= Baby Bear and the Big, Bad Wolf =

Baby Bear and the Big, Bad, Wolf is a 1996 children's play by Chet Frame and Jan H. Wolfe. The show combines the fairy tales Little Red Ridinghood, Goldilocks and the Three Bears, The Three Little Pigs, and Hansel and Gretel.

==Synopsis==
===Act One===
Goldilocks' mother sends her out to go deliver some treats to her sick grandmother. Goldilocks meets a wolf, who gives her a "shortcut" to her grandmother's house. Eventually, tired from her long walk down the "shortcut," Goldilocks stops at a house where she finds three bowls of porridge, three chairs, and three beds. She tries all three porridges and eats the last one, sits in all the chairs and breaks the last one, and lies down in all the beds before falling asleep in the last one. She wakes up to find Mama Bear, Papa Bear, and Baby Bear standing over her. She leaves the house. Goldilocks finally arrives at her grandmother's house, and comes in to find the wolf disguised as her grandmother. The wolf jumps at her, but the actual grandmother comes out of the bathroom and beats him with a baseball bat. Goldilocks tells her about her journey through the woods, and her grandmother gives her a lecture on privacy.

Meanwhile, Big Sister Pig, Little Sister Pig, and Brother Pig are introduced building a straw house. The wolf comes along and blows it down. The pigs run away.

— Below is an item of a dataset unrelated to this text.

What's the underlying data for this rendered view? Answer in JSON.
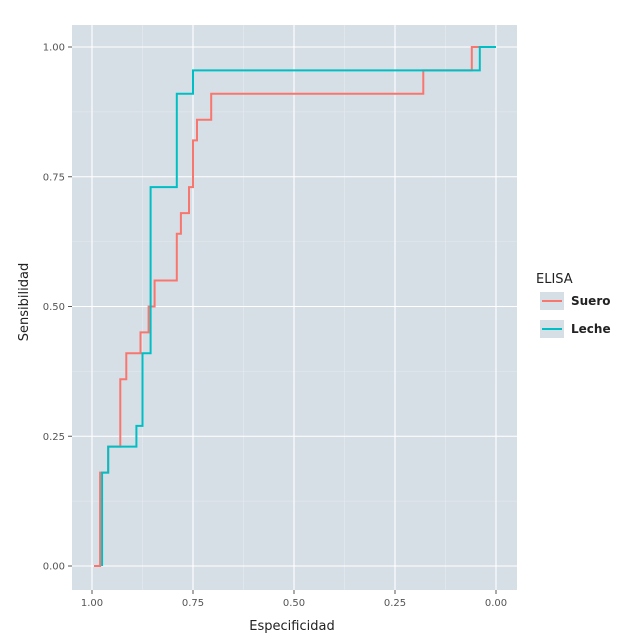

The wolf reveals that she is really a witch in disguise, and when she smells children, she hides. Hansel and Gretel enter, and find a house made out of gingerbread. They eat a piece, and the witch jumps out and locks them up in a cage to eat later.

===Act 2===
The witch gathers sticks, which she takes down to the pigs. While she is gone, Goldilocks finds Hansel and Gretel, and runs off to get help. The witch gives the sticks to the pigs, and as she retreats, they begin to build a new house. Goldilocks returns to Hansel and Gretel with Baby Bear, who breaks open both the house and the cage. Hansel and Gretel tell their story, and Goldilocks and Baby Bear head off to Baby Bear's house, Hansel and Gretel promising they'll meet up with them soon. As the pigs complete their house, they see the wolf and hide inside. The wolf is able to blow down the house, but the pigs escape.

The witch returns to her home to eat Hansel and Gretel, who trick her into wandering into her own cage, which they lock her in. They then go off to Baby Bear's house, and the moment they are gone, the witch climbs out of the cage.

Goldilocks and Baby Bear arrive at the Bear house, where they see Goldilocks' grandmother talking with Mama and Papa Bear about the neighborhood watch. Hansel and Gretel soon arrive with the three pigs, who they found on the way there. They decide to build a house out of bricks for Hansel and Gretel and the three pigs to share. They build the house and see the wolf finds it, with them inside. She tries to get in, but can't, so she goes and changes back to the witch, who changes back to the wolf. She goes on like this until the wolf and the witch bump into each other, which of course is impossible, causing both of them to explode, blowing down the house with them. However, everyone inside of it is okay and they all live happily ever after.

==Characters==

Baby Bear- a 12-year-old bear, really named Bruno. Baby is often played by a full grown man. Baby Bear is considered the protagonist of the story, though it has been argued that this is really Goldilocks.

Goldilocks- a 12-year-old girl, who combines the two classic fairy tale characters of Goldilocks and Little Red Ridinghood.

Mom- Goldilocks' mother, often played by the same woman who plays Grandma.

Wolf/Witch- The Big Bad Wolf, the antagonist, a female. who later reveals herself to be the Wicked Witch in disguise. Has not eaten in days.

Mama Bear- Papa Bear's wife and Baby Bear's mother, believes in aliens due to something she read in a magazine.

Papa Bear- Mama Bear's husband, and Baby Bear's father.

Grandma- Goldilocks' grandmother, a member of the neighborhood watch. Often played by the same woman who plays Mom.

Brother Pig- middle aged, though usually played by a youth, a candor character, and a peacemaker between his sisters.

Big Sister Pig- 60-year-old pig, though usually played by a youth, bossy and slightly annoying, likes to annoy her little sister.

Little Sister Pig- middle aged, though usually played by a youth, sarcastic and unenthusiastic about everything.

Hansel- a whiny teenager, irritable and a little bit stupid. Gretel's older brother.

Gretel- Hansel's younger sister. A quick thinking girl in her late teens, more of a problem solver than her brother.

==Productions==
The show was first performed at Kids-N-Co from January 1 to December 31, 1997. The El Paso Playhouse performed in from June 1 to 30 in 2006, before it finally left Texas in 2012 when it was performed from September 8 to September 16 at Villagers Theatre. The show has been performed one more time since then, from September 15 to 16 at the Mid Michigan Family Theatre in 2014.